Nog iets over het leesrooster. We lezen uit het Oude en Nieuwe Testament volgens een van de roosters. Dat voorkomt dat je als predikant alleen maar teksten uitkiest die jou toch wel liggen. Juist het lezen van ‘vreemde’ teksten dwingt je je eigen ideeën los te laten, en te luisteren naar wat Anders is.

Het onbevangen luisteren naar de bijbel en naar de uitleg kan iets in ons veranderen. De werkelijkheid verandert misschien niet meteen, maar wél de manier waarop wij naar de werkelijkheid kijken. Je scherpt je blik, je zet een andere bril op; allemaal uitdrukkingen die erop wijzen dat wij mensen niet aan onze eigen visie vastzitten. Er is ook nog zoiets als een visioen: het Koninkrijk van God. Dát visioen komt tot leven door te luisteren naar het Woord. Uiteindelijk is dat Woord natuurlijk Jezus Christus zelf.
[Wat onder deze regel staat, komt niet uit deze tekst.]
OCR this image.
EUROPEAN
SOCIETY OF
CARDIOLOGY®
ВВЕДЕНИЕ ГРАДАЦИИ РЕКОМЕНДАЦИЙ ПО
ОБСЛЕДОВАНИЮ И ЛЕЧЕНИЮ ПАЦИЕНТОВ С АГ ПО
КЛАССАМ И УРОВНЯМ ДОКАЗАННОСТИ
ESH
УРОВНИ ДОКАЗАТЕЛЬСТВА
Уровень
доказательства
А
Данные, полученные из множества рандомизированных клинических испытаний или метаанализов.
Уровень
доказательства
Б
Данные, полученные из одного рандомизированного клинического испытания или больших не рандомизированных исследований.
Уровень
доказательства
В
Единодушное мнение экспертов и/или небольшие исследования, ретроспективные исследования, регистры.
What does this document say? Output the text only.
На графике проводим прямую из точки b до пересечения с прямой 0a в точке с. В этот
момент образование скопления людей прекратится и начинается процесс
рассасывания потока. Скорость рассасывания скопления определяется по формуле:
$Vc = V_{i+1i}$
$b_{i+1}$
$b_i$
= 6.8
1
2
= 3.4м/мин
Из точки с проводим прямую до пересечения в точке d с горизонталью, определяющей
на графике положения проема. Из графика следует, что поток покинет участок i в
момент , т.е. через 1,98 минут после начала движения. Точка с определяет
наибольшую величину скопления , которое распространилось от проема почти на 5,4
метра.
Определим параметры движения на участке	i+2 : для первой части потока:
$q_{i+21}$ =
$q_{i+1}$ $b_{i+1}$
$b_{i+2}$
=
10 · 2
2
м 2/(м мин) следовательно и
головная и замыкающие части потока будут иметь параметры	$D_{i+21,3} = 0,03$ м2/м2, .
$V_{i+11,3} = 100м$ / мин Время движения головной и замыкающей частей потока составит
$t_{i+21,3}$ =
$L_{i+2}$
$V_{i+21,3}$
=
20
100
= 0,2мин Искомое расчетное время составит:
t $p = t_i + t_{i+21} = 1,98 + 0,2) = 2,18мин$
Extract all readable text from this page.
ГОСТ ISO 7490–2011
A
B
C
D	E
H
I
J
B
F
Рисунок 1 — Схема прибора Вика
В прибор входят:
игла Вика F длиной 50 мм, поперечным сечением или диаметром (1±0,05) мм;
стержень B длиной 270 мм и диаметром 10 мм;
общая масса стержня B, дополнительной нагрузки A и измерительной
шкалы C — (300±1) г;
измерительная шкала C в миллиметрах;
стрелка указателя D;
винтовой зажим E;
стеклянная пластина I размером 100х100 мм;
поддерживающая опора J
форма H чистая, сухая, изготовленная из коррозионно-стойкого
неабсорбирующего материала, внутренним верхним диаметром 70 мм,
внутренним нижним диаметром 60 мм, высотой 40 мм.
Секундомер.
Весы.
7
Hém komen wij tegen in Woord en Sacrament.

Over de sacramenten

Eigenlijk is er maar één sacrament: Christus, sacrament van de Godsontmoeting (Schillebeeckx). Sacrament betekent niets anders dan dat God de mens wil ontmoeten in menselijke tekenen. “Een zoen uit de hemel”, zó nabij is God. Gods Woord ís Christus. Je zou ook kunnen zeggen dat de werkelijkheid om ons heen het enige sacrament is: die werkelijkheid is schepping, iets wat uiteindelijk niet aan het verval is prijsgegeven, maar object is van Gods liefde en trouw.

Doop en Belijdenis

Dit betekent dat het leven een dieptedimensie krijgt, die het uittilt boven het zinloze, het verwarde, het ver-strooide. Van Luther is bekend dat hij, als hij het moeilijk had, op z’n bureau schreef: Ik ben gedoopt! De doop met water is het teken dat wij worden ingelijfd in het verbond van God met de mensen. Wat je ook meemaakt, waarin je ook wordt ondergedompeld, óndergaan zul je niet! Dat geloof geeft mensen houvast bij alle wederwaardigheden van het leven. Water is in de Bijbel het oerelement van de chaos, dat wat het leven bedreigt: de oerzee, de zondvloed, de Schelfzee. Maar God heeft uiteindelijk al die machten in Zijn hand (dat is ook de diepe betekenis van Jezus ‘die over het water loopt’). De doop vraagt om bevestiging als je volwassen bent en dat heet: belijdenis. Belijdenis doen is geen examen, geen eindpunt van geloof, maar juist een bewust begin van een leven met God. Het is Ja zeggen tegen God, omdat je gelooft dat Hij ‘vanaf den beginne’ Ja tegen jou heeft gezegd. Je mag er zijn; Hij verstaat je nog voordat je tot Hem roept (Jesaja 65,24). Belijdenis doen blijft ook niet bij woorden: het geloof wordt geleefd met handen en voeten: belijden-is-doen.

De Maaltijd van de Heer

Wat houdt ons onderweg op de been?  Van goed eten knap je op, het sterkt je ook geestelijk. Wat je eet dat word je zelf (mann ist was man ißt). We geloven wanneer we de Maaltijd van de Heer met elkaar vieren, dat Hij zichzelf met ons deelt (Mattheus 26,26-30). Zo kunnen we als Jezus worden. “Doet dit tot mijn gedachtenis”, zei Hij. Daarmee is het sacrament van de Maaltijd bij uitstek voedsel voor onderweg. Door Hem na te volgen, worden we als Hij. Het is wél een weg die tegen onze mentaliteit ingaat.

In de film “Seven years in Tibet” showt de hoofdpersoon trots zijn prestaties en medailles van de Olympische spelen aan een inwoonster van de heilige stad Lhasa in Tibet. Zij zegt daarop: “Jullie zijn erop uit om je ego te vergroten, en het uiterste van jezelf te vergen. Bij ons is hij de grootste, die z’n ego heeft afgelegd.”

Dat is ook de weg van Christus: Hij heeft afgezien van eigen eer en macht. Hij heeft zichzelf, met een woord van Paulus, ontledigd (Filippenzen 2,6-11). Want alleen wie afstand kan doen van z’n ego, kan een zinvol bestaan leiden, een bestaan dat getekend wordt door bekommernis met de minsten. Het is het teken van de graankorrel, die sterft om vrucht te dragen. Wie krampachtig vasthoudt aan z’n eigen leven, zal het verliezen, maar wie kan loslaten zal het winnen.

Bewust leven vanuit de betekenis van de sacramenten kan ons vervullen met het geheim van God, dat dan het centrum wordt van ons leven, en er zin en betekenis aan geeft. We mogen ons dan ook, aan het eind van de dienst, gezegende mensen weten.